Na sexta-feira (4), quando os mercados digeriam as taxas recíprocas que foram anunciadas por Trump, a China comunicou que os produtos americanos também seriam taxados em 34%. A medida do governo chinês representava uma retaliação às alíquotas de 34% sobre os itens chineses que se somam às tarifas de 20% que já estão em vigor. Separadamente, o Ministério do Comércio da China disse adicionou 11 empresas americanas à sua lista de “entidades não confiáveis”, impedindo-as de fazer negócios na China ou com empresas chinesas.

A postura do gigante asiático não agradou Trump que, na segunda-feira (7), prometeu aplicar uma taxa adicional caso Pequim não recuasse da retaliação até esta terça-feira (8). “Se a China não retirar seu aumento de 34% acima de seus abusos comerciais de longo prazo até amanhã, 8 de abril de 2025, os Estados Unidos imporão tarifas adicionais à China de 50%, com efeito em 9 de abril”, escreveu Trump no Truth Social. “Além disso, todas as conversas com a China sobre as reuniões solicitadas conosco serão encerradas”, acrescentou.

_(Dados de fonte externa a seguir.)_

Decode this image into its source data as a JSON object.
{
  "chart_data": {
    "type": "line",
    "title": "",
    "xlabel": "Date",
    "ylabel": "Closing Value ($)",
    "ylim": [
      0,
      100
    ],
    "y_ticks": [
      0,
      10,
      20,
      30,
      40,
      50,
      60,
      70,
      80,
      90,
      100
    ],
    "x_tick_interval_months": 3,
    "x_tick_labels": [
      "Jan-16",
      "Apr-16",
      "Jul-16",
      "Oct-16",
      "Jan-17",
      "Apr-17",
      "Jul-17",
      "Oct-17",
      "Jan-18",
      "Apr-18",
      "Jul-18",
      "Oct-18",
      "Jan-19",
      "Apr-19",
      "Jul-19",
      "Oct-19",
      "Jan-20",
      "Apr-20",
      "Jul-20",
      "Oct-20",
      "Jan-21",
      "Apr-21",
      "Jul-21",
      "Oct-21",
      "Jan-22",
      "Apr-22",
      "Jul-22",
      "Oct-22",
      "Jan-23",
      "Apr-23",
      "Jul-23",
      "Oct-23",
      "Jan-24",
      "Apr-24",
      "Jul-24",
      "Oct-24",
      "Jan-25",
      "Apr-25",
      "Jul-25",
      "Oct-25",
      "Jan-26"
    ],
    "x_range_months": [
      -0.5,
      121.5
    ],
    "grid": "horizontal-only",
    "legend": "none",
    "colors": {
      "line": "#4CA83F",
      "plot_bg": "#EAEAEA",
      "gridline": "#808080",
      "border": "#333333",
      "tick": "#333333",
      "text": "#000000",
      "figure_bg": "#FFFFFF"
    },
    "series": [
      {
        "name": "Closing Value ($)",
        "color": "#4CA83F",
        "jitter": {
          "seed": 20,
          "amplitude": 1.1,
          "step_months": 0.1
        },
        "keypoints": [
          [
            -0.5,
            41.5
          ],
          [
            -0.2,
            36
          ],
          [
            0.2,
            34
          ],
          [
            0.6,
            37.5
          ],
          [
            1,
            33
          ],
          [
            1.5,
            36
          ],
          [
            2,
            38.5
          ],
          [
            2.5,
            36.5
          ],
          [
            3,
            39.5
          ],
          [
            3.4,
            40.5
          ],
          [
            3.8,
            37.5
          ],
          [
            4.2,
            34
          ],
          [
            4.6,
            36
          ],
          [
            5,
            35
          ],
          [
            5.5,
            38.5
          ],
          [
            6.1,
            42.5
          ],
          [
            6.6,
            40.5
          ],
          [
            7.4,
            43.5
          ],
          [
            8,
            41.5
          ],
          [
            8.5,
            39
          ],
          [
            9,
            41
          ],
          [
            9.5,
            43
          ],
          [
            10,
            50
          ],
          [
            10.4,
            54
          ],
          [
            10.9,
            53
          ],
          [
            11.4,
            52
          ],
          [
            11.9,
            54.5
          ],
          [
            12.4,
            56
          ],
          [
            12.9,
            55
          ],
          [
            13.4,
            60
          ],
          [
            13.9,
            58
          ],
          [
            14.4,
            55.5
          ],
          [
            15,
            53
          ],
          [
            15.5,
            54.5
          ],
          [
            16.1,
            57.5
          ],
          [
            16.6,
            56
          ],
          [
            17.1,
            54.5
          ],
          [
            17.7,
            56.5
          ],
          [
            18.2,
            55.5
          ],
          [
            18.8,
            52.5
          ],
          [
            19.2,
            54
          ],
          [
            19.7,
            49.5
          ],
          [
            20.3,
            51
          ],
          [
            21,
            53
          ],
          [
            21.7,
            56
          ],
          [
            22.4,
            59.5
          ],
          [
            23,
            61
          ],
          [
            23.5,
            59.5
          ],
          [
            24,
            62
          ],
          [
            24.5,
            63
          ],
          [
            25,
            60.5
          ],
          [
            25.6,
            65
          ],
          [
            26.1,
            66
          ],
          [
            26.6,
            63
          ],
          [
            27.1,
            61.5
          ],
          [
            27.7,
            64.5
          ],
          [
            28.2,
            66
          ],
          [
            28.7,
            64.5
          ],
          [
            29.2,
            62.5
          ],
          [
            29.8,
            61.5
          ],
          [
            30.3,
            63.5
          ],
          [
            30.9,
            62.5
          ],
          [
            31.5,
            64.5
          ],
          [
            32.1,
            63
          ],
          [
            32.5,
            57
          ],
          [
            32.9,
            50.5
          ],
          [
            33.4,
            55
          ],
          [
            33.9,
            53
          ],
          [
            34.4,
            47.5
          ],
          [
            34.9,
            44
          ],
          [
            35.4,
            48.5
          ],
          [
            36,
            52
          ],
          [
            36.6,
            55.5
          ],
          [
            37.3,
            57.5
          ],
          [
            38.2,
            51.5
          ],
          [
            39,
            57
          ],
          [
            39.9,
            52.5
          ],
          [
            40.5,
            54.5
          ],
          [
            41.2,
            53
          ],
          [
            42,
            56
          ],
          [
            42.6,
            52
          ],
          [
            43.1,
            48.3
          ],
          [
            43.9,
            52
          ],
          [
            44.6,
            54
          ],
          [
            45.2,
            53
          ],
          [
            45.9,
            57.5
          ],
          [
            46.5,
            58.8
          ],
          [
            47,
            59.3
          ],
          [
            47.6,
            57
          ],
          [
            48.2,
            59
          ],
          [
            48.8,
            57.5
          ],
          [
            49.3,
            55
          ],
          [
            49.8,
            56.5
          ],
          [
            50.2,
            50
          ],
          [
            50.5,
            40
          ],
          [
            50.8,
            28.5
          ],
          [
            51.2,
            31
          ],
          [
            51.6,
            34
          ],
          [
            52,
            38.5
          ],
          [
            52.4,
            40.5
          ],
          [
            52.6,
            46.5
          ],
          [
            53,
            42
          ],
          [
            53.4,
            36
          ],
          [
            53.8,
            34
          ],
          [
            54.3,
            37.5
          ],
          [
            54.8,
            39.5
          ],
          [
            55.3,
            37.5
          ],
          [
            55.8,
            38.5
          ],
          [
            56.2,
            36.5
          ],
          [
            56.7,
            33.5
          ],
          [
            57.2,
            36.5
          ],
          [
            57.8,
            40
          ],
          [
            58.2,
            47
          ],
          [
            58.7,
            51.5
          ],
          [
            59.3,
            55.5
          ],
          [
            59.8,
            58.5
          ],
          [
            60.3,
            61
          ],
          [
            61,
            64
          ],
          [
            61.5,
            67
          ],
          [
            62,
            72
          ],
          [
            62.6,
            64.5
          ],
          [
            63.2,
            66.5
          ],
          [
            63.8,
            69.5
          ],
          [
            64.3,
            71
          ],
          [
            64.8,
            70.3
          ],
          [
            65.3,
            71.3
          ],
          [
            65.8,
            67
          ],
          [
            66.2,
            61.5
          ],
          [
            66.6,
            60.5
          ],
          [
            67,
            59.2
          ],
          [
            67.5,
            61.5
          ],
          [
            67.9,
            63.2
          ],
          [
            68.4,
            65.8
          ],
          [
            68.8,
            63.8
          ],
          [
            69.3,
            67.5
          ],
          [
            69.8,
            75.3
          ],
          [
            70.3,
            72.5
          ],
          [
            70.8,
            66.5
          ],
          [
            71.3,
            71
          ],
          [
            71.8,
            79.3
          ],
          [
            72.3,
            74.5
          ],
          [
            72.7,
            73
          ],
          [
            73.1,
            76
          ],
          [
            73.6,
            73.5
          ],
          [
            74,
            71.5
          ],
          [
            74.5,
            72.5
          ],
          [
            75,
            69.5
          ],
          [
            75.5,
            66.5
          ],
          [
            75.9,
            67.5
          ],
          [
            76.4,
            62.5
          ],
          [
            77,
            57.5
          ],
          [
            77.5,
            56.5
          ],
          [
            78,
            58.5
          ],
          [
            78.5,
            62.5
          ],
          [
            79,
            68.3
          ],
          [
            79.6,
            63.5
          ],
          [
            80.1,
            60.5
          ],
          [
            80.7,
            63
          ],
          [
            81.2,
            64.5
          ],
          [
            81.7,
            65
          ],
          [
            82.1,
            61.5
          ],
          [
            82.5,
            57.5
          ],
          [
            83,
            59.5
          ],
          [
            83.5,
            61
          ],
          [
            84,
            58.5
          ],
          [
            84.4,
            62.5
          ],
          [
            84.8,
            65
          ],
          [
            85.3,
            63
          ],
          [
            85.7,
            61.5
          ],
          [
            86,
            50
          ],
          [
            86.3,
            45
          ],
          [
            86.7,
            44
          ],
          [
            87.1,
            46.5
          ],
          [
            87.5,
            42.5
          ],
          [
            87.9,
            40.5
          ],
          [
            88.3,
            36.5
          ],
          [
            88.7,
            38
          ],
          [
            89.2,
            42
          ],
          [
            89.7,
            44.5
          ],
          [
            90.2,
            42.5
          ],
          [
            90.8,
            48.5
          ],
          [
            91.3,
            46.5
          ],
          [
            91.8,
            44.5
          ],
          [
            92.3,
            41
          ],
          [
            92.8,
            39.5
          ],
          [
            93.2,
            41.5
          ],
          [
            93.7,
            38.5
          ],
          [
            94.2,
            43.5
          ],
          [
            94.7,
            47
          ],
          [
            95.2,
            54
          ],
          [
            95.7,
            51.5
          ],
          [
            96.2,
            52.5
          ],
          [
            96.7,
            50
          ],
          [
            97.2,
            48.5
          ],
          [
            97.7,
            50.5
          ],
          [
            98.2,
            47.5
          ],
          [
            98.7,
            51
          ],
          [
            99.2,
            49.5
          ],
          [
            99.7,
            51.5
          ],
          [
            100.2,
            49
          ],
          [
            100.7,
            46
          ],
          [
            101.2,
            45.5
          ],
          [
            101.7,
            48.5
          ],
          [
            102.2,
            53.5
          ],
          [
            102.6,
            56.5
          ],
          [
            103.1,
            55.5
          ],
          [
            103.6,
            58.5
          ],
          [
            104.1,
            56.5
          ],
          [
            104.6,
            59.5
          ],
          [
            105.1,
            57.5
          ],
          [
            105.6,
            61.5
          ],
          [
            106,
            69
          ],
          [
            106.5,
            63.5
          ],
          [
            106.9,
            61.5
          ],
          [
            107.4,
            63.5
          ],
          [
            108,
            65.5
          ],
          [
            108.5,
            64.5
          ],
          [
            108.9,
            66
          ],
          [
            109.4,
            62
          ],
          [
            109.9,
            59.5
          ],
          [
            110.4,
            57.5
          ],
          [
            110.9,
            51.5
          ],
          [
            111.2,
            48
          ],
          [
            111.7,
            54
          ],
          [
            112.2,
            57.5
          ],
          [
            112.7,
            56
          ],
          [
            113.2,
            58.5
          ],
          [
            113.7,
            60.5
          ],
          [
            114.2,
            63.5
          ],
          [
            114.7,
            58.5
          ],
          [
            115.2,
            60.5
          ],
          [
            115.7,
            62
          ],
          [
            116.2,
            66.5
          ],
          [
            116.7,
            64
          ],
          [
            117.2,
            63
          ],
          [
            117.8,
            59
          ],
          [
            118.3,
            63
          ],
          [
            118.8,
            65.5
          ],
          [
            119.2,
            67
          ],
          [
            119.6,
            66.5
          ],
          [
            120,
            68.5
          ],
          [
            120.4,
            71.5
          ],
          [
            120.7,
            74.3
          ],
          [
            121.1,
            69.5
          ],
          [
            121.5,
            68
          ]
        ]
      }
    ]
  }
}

Logo em seguida, o Ministério do Comércio disse que a imposição pelos EUA das chamadas ‘tarifas recíprocas’ à China é “completamente infundada e é uma prática típica de intimidação unilateral”. O órgão chinês disse ainda que o país está disposto a lutar até o fim. “A China está pagando para ver até onde Trump aguenta a pressão das bolsas globais e da sociedade porque eles (os chineses) sabem que nessa disputa a pressão dos americanos é mais pesada”, avalia Thiago Aragão, diretor de estratégia da Arko Advice e colunista do E-Investidor.